Au début du collier, nous partons de la bonté
(donner un verre d’eau),
puis nous passons par le combat spirituel
(couper la main, le pied…)
et finalement nous arrivons à la paix.
C’est comme le rosaire :
avec les mystères joyeux, les mystères lumineux,
les mystères douloureux et les mystères glorieux.
Mais pas de paix véritable,
pas de gloire véritable, sans combat.
Je vous propose alors d’égrener les perles de notre collier
comme on égrène les grains d’un chapelet.

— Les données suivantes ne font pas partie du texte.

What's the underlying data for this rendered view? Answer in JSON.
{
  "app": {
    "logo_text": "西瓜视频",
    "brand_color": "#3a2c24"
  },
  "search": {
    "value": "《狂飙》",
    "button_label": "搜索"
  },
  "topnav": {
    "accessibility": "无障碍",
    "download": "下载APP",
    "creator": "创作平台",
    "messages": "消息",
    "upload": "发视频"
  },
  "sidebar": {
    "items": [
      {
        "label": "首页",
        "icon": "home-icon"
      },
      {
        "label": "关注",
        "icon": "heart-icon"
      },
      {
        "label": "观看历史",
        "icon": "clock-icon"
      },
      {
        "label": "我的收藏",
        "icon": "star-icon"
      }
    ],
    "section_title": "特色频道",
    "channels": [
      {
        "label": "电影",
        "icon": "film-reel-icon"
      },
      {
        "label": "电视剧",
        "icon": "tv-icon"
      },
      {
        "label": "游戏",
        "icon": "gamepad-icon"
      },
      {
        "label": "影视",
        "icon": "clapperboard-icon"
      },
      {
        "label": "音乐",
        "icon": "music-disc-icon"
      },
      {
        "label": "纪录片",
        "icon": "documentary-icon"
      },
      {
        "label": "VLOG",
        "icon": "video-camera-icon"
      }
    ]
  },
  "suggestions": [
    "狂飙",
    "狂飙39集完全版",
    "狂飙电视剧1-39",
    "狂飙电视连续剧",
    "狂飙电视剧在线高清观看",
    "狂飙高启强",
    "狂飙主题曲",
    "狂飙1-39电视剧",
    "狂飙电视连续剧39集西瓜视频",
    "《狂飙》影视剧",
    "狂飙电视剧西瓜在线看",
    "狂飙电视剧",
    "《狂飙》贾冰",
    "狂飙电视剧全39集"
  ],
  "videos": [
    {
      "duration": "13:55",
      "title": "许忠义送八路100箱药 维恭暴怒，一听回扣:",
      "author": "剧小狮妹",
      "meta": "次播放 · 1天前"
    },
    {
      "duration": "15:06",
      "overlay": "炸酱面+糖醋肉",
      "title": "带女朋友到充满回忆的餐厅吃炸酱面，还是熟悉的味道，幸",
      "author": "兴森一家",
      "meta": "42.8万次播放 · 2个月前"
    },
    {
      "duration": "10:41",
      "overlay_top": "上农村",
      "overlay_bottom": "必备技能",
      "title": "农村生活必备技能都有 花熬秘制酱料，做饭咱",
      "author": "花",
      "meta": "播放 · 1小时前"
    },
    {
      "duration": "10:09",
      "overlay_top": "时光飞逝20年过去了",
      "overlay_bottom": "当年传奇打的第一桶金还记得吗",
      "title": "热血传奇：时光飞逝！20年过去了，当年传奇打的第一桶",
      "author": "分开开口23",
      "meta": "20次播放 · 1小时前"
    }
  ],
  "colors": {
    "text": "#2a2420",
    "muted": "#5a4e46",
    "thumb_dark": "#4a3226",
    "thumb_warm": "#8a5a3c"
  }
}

Première perle, le verre d’eau.
Jésus nous invite à savoir accueillir le bien que l’on nous fait
parce que nous sommes à Lui.
Il nous invite aussi à faire nous aussi du bien aux petits
qui Lui appartiennent.
Qui sont donc ces petits qui appartiennent au Christ ?
Est-ce que ce sont les baptisés, les membres de notre Église ?
Non, ce sont plutôt tous les petits,
les pauvres, avec lesquels Jésus s’identifie.
« J’ai eu faim, vous m’avez donné à manger.
J’ai eu soif, vous m’avez donné à boire (…). (Mt 25,35)
Chaque fois que vous l’avez fait
à l’un de ces petits qui sont mes frères,
c’est à Moi que vous l’avez fait » (v. 45).

Souvent l’Église parle ainsi du « sacrement du pauvre ».
Leur donner un verre d’eau,
c’est donner un verre d’eau au Christ.
Et nous-même sommes des petits,
des pauvres du Christ – si nous le voulons bien – :
Si on nous donne un verre d’eau,
on donne un verre d’eau au Christ.

Deuxième perle : le scandale.
Si donc nous pouvons – et devons –
donner des verres d’eau aux petits,
nous pouvons aussi les scandaliser, les faire tomber.
Ou nous-mêmes pouvons être les victimes d’un scandale.
Ces scandales… ce sont la violence, le vol, la tromperie,
l’infidélité, l’abus de la personne, l’impureté.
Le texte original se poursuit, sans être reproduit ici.